Managing Fluid Buildup
One of the most debilitating symptoms of pleural mesothelioma is fluid accumulating between the lung and chest wall, which causes progressive breathlessness. Two main strategies address this, and both are equally effective at relieving shortness of breath.
Talc pleurodesis is an inpatient procedure where talc is delivered into the chest cavity after draining the fluid. The talc irritates the surfaces of the lung and chest wall, causing them to stick together and preventing fluid from reaccumulating. It works in 70% to 75% of cases, with side effects like pain, fever, and infection occurring in fewer than 10% of patients.
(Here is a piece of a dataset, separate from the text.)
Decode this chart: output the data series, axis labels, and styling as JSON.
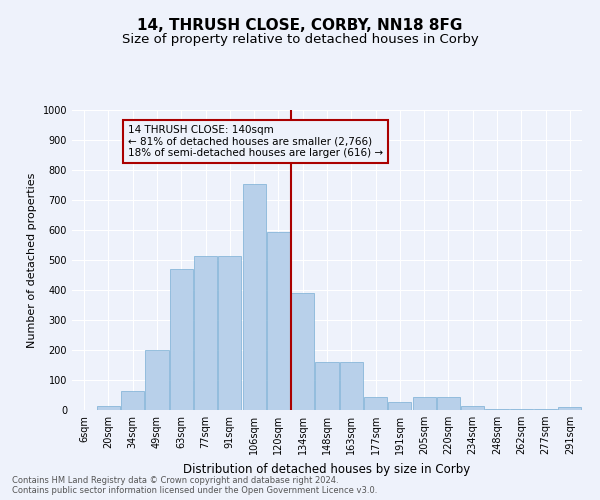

The alternative is an indwelling pleural catheter, a thin tube with a one-way valve placed into the chest cavity during a short outpatient procedure. It allows fluid to be drained at home, typically by a visiting nurse or caregiver, as often as needed. About half of patients with these catheters find that the lung and chest wall naturally seal together within three months of daily drainage, eliminating the need for further draining. Infection rates are around 8%, and catheter blockage occurs in about 5% of cases.
The choice between the two often comes down to lung function. If the lung can fully re-expand after fluid drainage, either option works well. If the lung is “trapped” and can’t expand properly, a catheter is the better choice because talc pleurodesis rarely works in that situation.
Tumor Treating Fields
A newer technology uses low-intensity electric fields delivered through adhesive pads placed on the chest to disrupt dividing cancer cells. The device, called Optune Lua, is worn for as many hours per day as possible and used alongside standard chemotherapy. In a phase 2 study called STELLAR, patients treated with the combination had a median overall survival of 18.2 months, which compared favorably to historical chemotherapy-only results. The FDA cleared this device for mesothelioma, though the evidence is still based on a single-arm trial without a direct comparison group.
Survival by Stage
Prognosis varies considerably. The American Cancer Society reports five-year survival rates for pleural mesothelioma ranging from 24% for localized disease down to 7% for more advanced stages. Several factors influence individual outcomes beyond stage: epithelioid cell type responds better to treatment than sarcomatoid or biphasic types, younger age and better overall health allow for more aggressive treatment, and peritoneal mesothelioma generally carries a better prognosis than pleural disease. Patients treated at specialized mesothelioma centers, where surgical teams perform higher volumes of these complex operations, also tend to have better outcomes.